Zauberformel aus Bremen für eine neue Energiepolitik

Der „Energiebeirat“ des Bremer Senats entwickelte sensationelle Perspektiven bis zum Jahr 2010: In Zukunft ohne Atomstrom, 40 Prozent weniger Kohlendioxid-Emission, 2.500 neue Arbeitsplätze, sinkende Energiepreise bei steigendem Gewinn für die kommunalen Stadtwerke? / Noch schweigt der Senat dazu  ■  Aus Bremen Dirk Asendorpf

Im kleinsten Bundesland gibt es zwar weder ein Atomkraftwerk, noch war jemals eines geplant. Trotzdem veränderte der GAU in Tschernobyl vor drei Jahren die Bremer Energiepolitik. Die Absicht der Landesregierung, den Stromeinkauf vom Betreiber aller norddeutschen AKWs, der PreAG, von zehn auf über 20 Prozent zu steigern, wurde unter dem Druck der aufgewühlten - auch SPD-internen Öffentlichkeit kurz vor der Vertragsunterzeichnung wieder gekippt. Die Stadt Bremen wollte energiewirtschaftlich unabhängig bleiben, ein neues Kraftwerk mit gekoppelter Fernwärmeerzeugung ging in Auftrag. Ab Mitte 1990 wird es die Energie erzeugen, die 1986 noch aus den AKWs in Esensham, Brokdorf und Stade bezogen werden sollte.

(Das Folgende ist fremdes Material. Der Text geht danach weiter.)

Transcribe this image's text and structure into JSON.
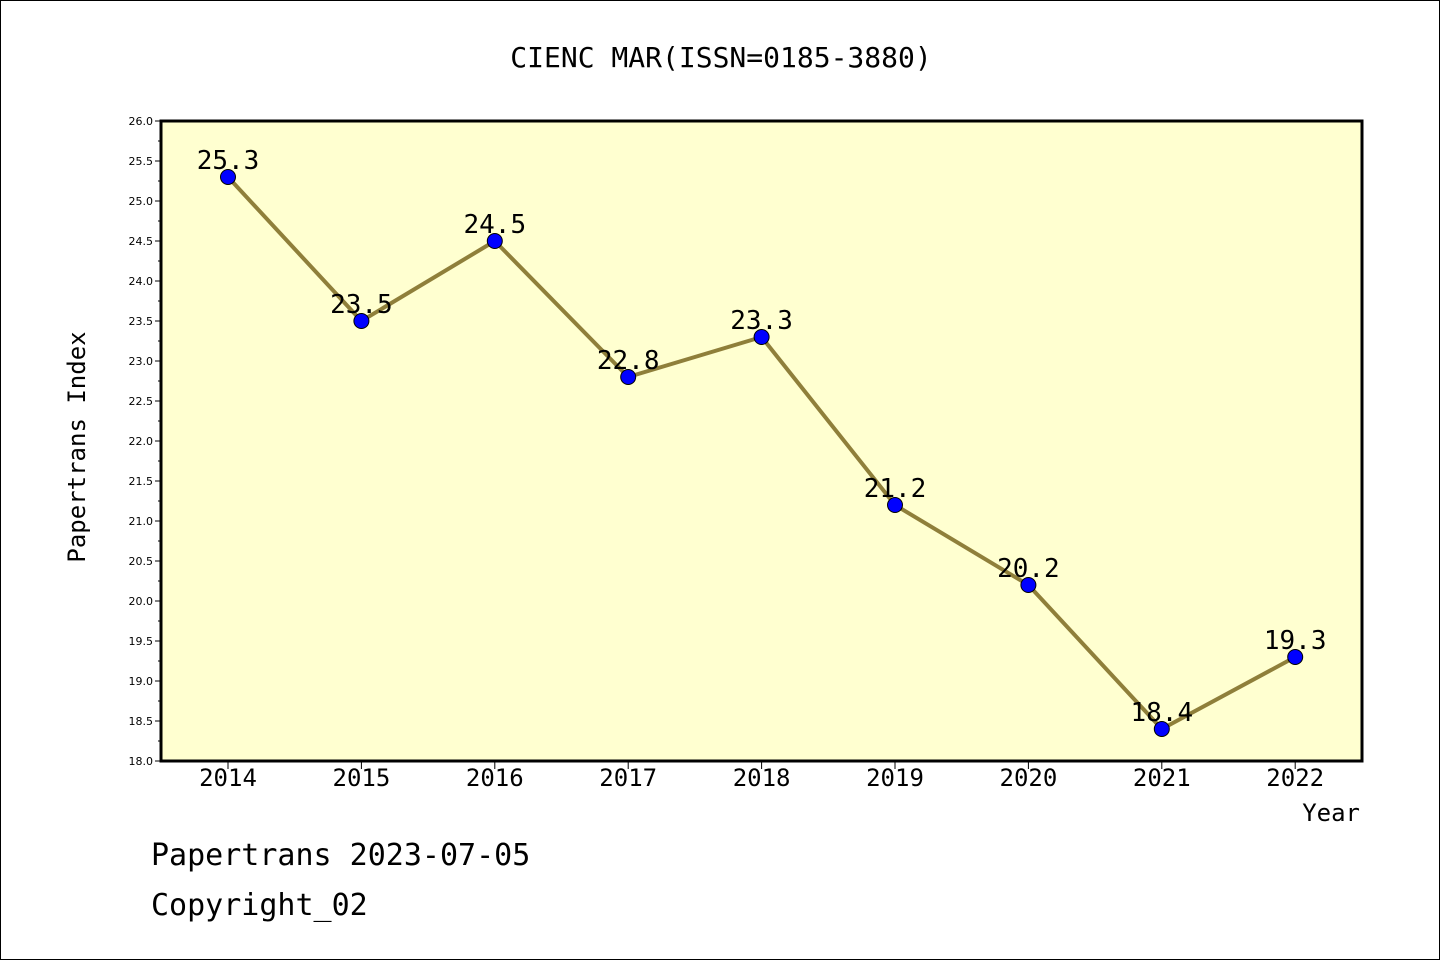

Ebenfalls als Reaktion auf die Energie-Debatte nach Tschernobyl setzte die Bremer Landesregierung, der Senat, einen „Energiebeirat“ ein, um energiepolitische Perspektiven bis zum Jahr 2010 zu entwickeln, die Bremen sowohl vom Atomstrom unabhängig machen als auch die Energieproduktion unter ökologischen Gesichtspunkten neu durchdenken sollten. Bekannte Energiewissenschaftler wie der Aussteiger aus der Atomindustrie, Klaus Traube, Juristen und Fachleute der Energiewirtschaft wurden vom Senat in das 13köpfige Gremium berufen. Anfang Mai legte der „Energiebeirat“ dann seinen 250seitigen Abschlußbericht vor, der in insgesamt sechs Szenarien konkrete Schritte zu einer ökologischen Energiewirtschaft vorstellt.

Ein Szenario

zu schön um wahr zu sein

Die Empfehlung des Beirats gilt einem Szenario, mit dem bis zum Jahr 2010 sensationelle Ergebnisse zu erwarten seien: Bremen könnte damit auch aus den verbliebenen zehn Prozent Atomstrom aussteigen, und trotzdem würden die Kohlendioxid -Emissionen aus der Energieerzeugung um 40 Prozent sinken. Gleichzeitig bestünde die Möglichkeit, 2.500 neue Dauerarbeitsplätze zu schaffen, die Energieausgaben der privaten Haushalte um 100 Millionen Mark zu senken und den Stadtwerken mehr Gewinn zu verschaffen als je zuvor.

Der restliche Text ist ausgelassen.